Biden's Climate Plan: The Green New Deal Minus the Crazy.

Biden's Climate Plan: The Green New Deal Minus the Crazy.

July 29 2020

Joe Biden’s presidential campaign just released a new climate plan that could dramatically reshape the US economy if implemented. The plan calls for $2 trillion of federal dollars to be invested in clean energy and infrastructure to put the US on a path to zero carbon electricity generation by 2035 and a net zero carbon economy by 2050. The plan calls for 4 million buildings and 2 million homes to be retrofitted for energy efficiency, new low carbon farming techniques, and investments in low/no carbon technologies for industries, homes and vehicles. The plan is big and bold and promises millions of jobs for the American worker in a post-COVID world. It also puts the US back on track to meet the international goals on limiting the global temperature increase outlined in the 2015 Paris Climate Accords.

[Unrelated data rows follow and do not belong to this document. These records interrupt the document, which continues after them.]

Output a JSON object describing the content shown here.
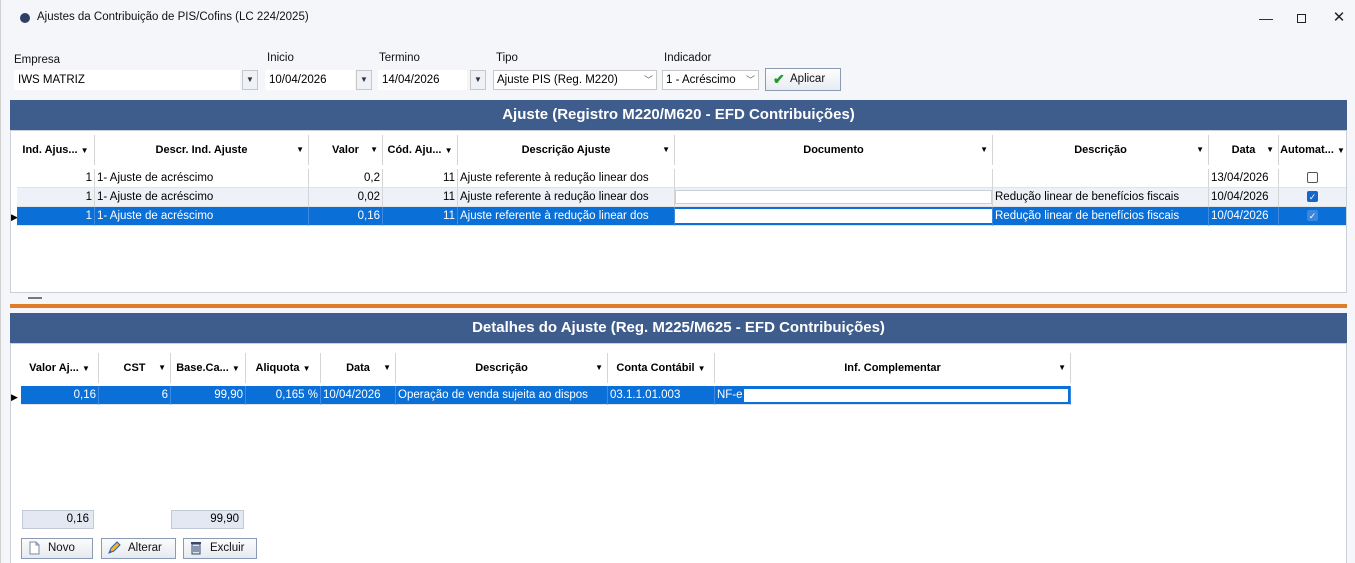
{
  "window": {
    "title": "Ajustes da Contribuição de PIS/Cofins (LC 224/2025)",
    "minimize": "—",
    "close": "✕"
  },
  "filters": {
    "empresa_label": "Empresa",
    "empresa_value": "IWS MATRIZ",
    "inicio_label": "Inicio",
    "inicio_value": "10/04/2026",
    "termino_label": "Termino",
    "termino_value": "14/04/2026",
    "tipo_label": "Tipo",
    "tipo_value": "Ajuste PIS (Reg. M220)",
    "indicador_label": "Indicador",
    "indicador_value": "1 - Acréscimo",
    "apply_label": "Aplicar"
  },
  "ajuste": {
    "header": "Ajuste (Registro M220/M620 - EFD Contribuições)",
    "columns": [
      "Ind. Ajus...",
      "Descr. Ind. Ajuste",
      "Valor",
      "Cód. Aju...",
      "Descrição Ajuste",
      "Documento",
      "Descrição",
      "Data",
      "Automat..."
    ],
    "rows": [
      {
        "ind": "1",
        "descr_ind": "1- Ajuste de acréscimo",
        "valor": "0,2",
        "cod": "11",
        "descr_ajuste": "Ajuste referente à redução linear dos",
        "documento": "",
        "descricao": "",
        "data": "13/04/2026",
        "automatico": false
      },
      {
        "ind": "1",
        "descr_ind": "1- Ajuste de acréscimo",
        "valor": "0,02",
        "cod": "11",
        "descr_ajuste": "Ajuste referente à redução linear dos",
        "documento": "",
        "descricao": "Redução linear de benefícios fiscais",
        "data": "10/04/2026",
        "automatico": true
      },
      {
        "ind": "1",
        "descr_ind": "1- Ajuste de acréscimo",
        "valor": "0,16",
        "cod": "11",
        "descr_ajuste": "Ajuste referente à redução linear dos",
        "documento": "",
        "descricao": "Redução linear de benefícios fiscais",
        "data": "10/04/2026",
        "automatico": true
      }
    ]
  },
  "detalhes": {
    "header": "Detalhes do Ajuste (Reg. M225/M625 - EFD Contribuições)",
    "columns": [
      "Valor Aj...",
      "CST",
      "Base.Ca...",
      "Aliquota",
      "Data",
      "Descrição",
      "Conta Contábil",
      "Inf. Complementar"
    ],
    "rows": [
      {
        "valor": "0,16",
        "cst": "6",
        "base": "99,90",
        "aliquota": "0,165 %",
        "data": "10/04/2026",
        "descricao": "Operação de venda sujeita ao dispos",
        "conta": "03.1.1.01.003",
        "inf": "NF-e"
      }
    ]
  },
  "totals": {
    "valor": "0,16",
    "base": "99,90"
  },
  "buttons": {
    "novo": "Novo",
    "alterar": "Alterar",
    "excluir": "Excluir"
  }
}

Spending two trillion federal dollars would have been unthinkable prior to the trillions spent to save the economy from COVID-19. For reference, total 2019 federal tax receipts were $3.5 trillion, the government budget was $4.8 trillion and total US GDP was $20 trillion. CAPM 2.0 estimates that $800 billion of the $2 trillion in federal spending could be needed to support the 1,200 GW+ of new solar and wind capacity needed by 2035 to replace and eliminate existing coal and natgas electricity generation. Private capital investment would be another 2-3 times that, potentially reaching $2 trillion in total spending for wind and solar alone. As we transition to electrified vehicle fleets and buildings heated through green electricity (vs natural gas), we may even need a lot more renewable generation than that. Another $200 billion in private investment could come out of a big push to decarbonize homes and buildings. The winners from Biden’s energy plan would be renewable energy companies, grid technology providers, and energy efficiency contractors (not to mention generations of humans living in coastal areas, farming regions or pretty much anywhere it’s already hot). Oil, gas and coal companies and all of the associated carbon heavy supply and distribution chain would be the losers, along with carbon intensive industries that have no easy substitutes. Two trillion is a lot of money but remember that a single hurricane (Harvey) alone caused $125 billion in damage to Houston in 2017.


Biden’s plan polls well. Folks in both parties now believe manmade climate change is real and we have to do something about it. The plan follows bold moves by California, New York and many other states that have already pledged to go carbon neutral by 2050 and are already executing on that goal. Biden’s plan sets emissions goals targeted for specific dates and pledges the full force of the US government to find a way to reach the targets. While most experts agree that a carbon tax is a necessary element to get to zero net emissions, Biden’s plan does not mention it. New taxes do not poll well and the left is distrustful of market-based measures that they think could harm disadvantaged communities and working class Americans.


Some have noted that Biden may have simply adopted parts of the Green New Deal (“minus the crazy”) but also may owe as much to Jay Inslee’s well thought out climate plans. The plan appeals to rank and file democrats, left leaning Sanders progressives, and average Americans in the center and right. Also, Biden doesn’t poll well with younger voters in swing states, but climate is an issue that can rally them. It also puts the US back in front of a powerful international global coalition of climate-wise countries that will bolster our clout geopolitically.


Focus on American workers (voters). While the incumbent is trying to solidify his base by focusing on social divisions, Biden has been on message:: “When Donald Trump thinks about climate change, the only word he can muster is ‘hoax’. When I think about climate change, the word I think of is ‘jobs’”. His plan calls for one million new jobs building electric vehicles and charging stations, rebuilding the grid, retrofitting existing buildings and constructing new ones to make the housing sector more energy efficient. He also wants to make sure that workers and disadvantaged communities are not left behind. The immediacy of the plan, the $2 trillion is earmarked for the first four years of his administration, also makes it a prime post-COVID stimulus package geared at the 30-40 million American workers that have lost their jobs in this pandemic.